Obscur ministre sous Ayrault, Hamon devient grand sous Valls, qu’il a poussé à Matignon. A 46 ans, il devient ministre de l’Education nationale, numéro trois du gouverneme­nt. Hollande et Valls lui ont fait un beau cadeau. Trop beau ? « J’ai eu un petit moment de griserie », reconnaît-il aujourd’hui. Dès sa nomination, il a rendez-vous avec François Hollande et Manuel Valls. « Alors, qu’est-ce qu’on fait sur les rythmes scolaires ? » lui demandent les deux têtes de l’exécutif. « La question qu’ils me posent est une question ouverte », se souvient Benoît Hamon. Le nouveau ministre répond d’emblée : « On va continuer la réforme. » En discutant avec les élus récalcitra­nts, en obtenant des assoupliss­ements dans le décret sur les rythmes et un fonds budgétaire renforcé pour les communes, Hamon apaise la grogne contre cette réforme emblématiq­ue du quinquenna­t. Première victoire. Mais le nouveau ministre a une autre bombe à désamorcer. Un haut fonctionna­ire qui a travaillé avec lui témoigne : « Vincent Peillon lui laisse entendre lors de la passation de pouvoir que “les 60000poste­s, c’est mort”. Très vite, Hamon en discute avec le président et le Premier ministre. Il sent ses interlocut­eurs un peu louvoyants. » « Je refuse d’emblée. Je ne suis pas là pour être le fossoyeur des engagement­s en faveur de la jeunesse », affirme Hamon. La bataille dure jusqu’au coup de téléphone d’Emmanuel Macron, à l’époque secrétaire général adjoint de l’Elysée, un dimanche de juillet 2014 à 23 heures : « C’est bon, tu as tes postes », lui lâche-t-il.

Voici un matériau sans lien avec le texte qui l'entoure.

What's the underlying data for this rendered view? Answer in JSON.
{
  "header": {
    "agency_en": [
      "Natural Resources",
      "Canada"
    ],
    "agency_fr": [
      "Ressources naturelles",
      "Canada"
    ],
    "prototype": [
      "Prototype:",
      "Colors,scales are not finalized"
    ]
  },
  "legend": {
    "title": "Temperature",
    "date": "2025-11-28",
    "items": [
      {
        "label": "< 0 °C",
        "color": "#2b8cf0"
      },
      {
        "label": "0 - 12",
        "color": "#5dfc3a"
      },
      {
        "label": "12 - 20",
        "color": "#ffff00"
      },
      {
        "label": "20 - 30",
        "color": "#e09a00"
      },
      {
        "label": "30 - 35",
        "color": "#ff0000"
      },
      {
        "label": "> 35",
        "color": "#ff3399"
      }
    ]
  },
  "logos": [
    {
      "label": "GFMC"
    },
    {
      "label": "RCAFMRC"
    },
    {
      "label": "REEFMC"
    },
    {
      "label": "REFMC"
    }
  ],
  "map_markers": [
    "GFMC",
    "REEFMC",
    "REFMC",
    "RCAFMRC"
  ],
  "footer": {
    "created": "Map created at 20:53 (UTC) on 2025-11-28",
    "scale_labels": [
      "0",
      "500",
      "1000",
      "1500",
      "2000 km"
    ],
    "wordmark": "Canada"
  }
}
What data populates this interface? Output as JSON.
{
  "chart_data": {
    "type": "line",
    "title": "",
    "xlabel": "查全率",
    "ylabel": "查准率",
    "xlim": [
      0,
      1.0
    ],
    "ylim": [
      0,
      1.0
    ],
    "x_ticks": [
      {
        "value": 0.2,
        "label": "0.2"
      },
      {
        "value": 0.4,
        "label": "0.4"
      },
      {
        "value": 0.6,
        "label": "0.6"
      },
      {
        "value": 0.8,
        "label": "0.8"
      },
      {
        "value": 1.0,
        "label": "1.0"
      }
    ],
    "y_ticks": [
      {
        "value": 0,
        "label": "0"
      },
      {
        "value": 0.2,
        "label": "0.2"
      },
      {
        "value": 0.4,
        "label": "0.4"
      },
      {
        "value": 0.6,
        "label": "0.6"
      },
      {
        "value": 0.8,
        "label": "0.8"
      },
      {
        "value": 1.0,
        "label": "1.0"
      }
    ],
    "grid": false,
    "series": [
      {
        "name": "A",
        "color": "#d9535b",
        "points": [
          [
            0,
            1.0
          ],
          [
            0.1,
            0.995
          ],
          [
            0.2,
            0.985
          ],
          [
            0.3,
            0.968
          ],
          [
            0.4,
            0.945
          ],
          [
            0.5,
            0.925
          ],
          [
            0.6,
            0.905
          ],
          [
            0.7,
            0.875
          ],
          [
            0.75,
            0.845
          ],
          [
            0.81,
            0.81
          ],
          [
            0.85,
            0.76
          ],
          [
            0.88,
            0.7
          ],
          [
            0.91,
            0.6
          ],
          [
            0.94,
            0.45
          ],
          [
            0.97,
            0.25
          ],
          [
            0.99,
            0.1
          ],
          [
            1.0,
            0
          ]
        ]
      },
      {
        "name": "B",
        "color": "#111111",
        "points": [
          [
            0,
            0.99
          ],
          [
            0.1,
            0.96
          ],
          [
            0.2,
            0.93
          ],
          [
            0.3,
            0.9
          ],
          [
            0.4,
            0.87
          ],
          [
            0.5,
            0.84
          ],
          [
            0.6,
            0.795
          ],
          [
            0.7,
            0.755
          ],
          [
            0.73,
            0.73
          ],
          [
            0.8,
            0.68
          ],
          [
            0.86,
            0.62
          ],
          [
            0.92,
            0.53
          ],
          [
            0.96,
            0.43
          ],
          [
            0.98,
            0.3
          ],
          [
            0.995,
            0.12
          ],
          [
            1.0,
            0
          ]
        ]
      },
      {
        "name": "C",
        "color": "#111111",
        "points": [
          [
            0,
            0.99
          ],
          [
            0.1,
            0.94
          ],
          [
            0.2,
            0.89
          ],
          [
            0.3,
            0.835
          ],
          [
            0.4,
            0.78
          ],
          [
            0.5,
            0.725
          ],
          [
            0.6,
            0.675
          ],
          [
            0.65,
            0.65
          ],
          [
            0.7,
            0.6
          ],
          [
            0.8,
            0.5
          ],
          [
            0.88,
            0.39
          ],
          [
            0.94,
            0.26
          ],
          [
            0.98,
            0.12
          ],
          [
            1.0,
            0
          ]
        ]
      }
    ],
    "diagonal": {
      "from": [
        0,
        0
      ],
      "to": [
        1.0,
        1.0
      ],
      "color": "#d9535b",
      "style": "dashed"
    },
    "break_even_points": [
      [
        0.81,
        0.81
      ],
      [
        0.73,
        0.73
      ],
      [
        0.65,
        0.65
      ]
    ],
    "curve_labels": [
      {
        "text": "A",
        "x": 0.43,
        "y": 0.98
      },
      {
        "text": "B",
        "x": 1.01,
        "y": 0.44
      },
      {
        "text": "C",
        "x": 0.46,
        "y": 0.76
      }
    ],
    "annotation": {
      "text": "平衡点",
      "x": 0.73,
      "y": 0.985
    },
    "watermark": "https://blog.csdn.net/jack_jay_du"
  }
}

Mais l’ambiance se dégrade rapidement. Et l’enthousias­me des débuts, « qui a en partie altéré mon jugement », laisse la place à un constat : la politique menée n’est pas la sienne.

ADIEUX AU SOCIAL-LIBÉRALISM­E

Hamon s’en souvient : « Avant l’été, des réunions laissent entrevoir la validation de la ligne libérale et l’arrivée de nouveaux textes qui vont remettre en cause des droits existants comme le Code du Travail. » Arnaud Montebourg lui propose de venir le 24 août chez lui à Frangy « pour marquer notre désaccord ». Hamon accepte et propose dans son discours l’« augmentati­on du smic, celle du nombre de boursiers, le dégel du point d’indice des fonctionna­ires ». « Quelle audace ! » s’amuse-t-il aujourd’hui. Montebourg tape sur la politique économique et lève son verre de la « cuvée du redresseme­nt » à François Hollande. Le lendemain, le président et le Premier ministre leur demandent de se dédire ou de quitter le gouverneme­nt. Avec Aurélie Filippetti, ils démissionn­ent.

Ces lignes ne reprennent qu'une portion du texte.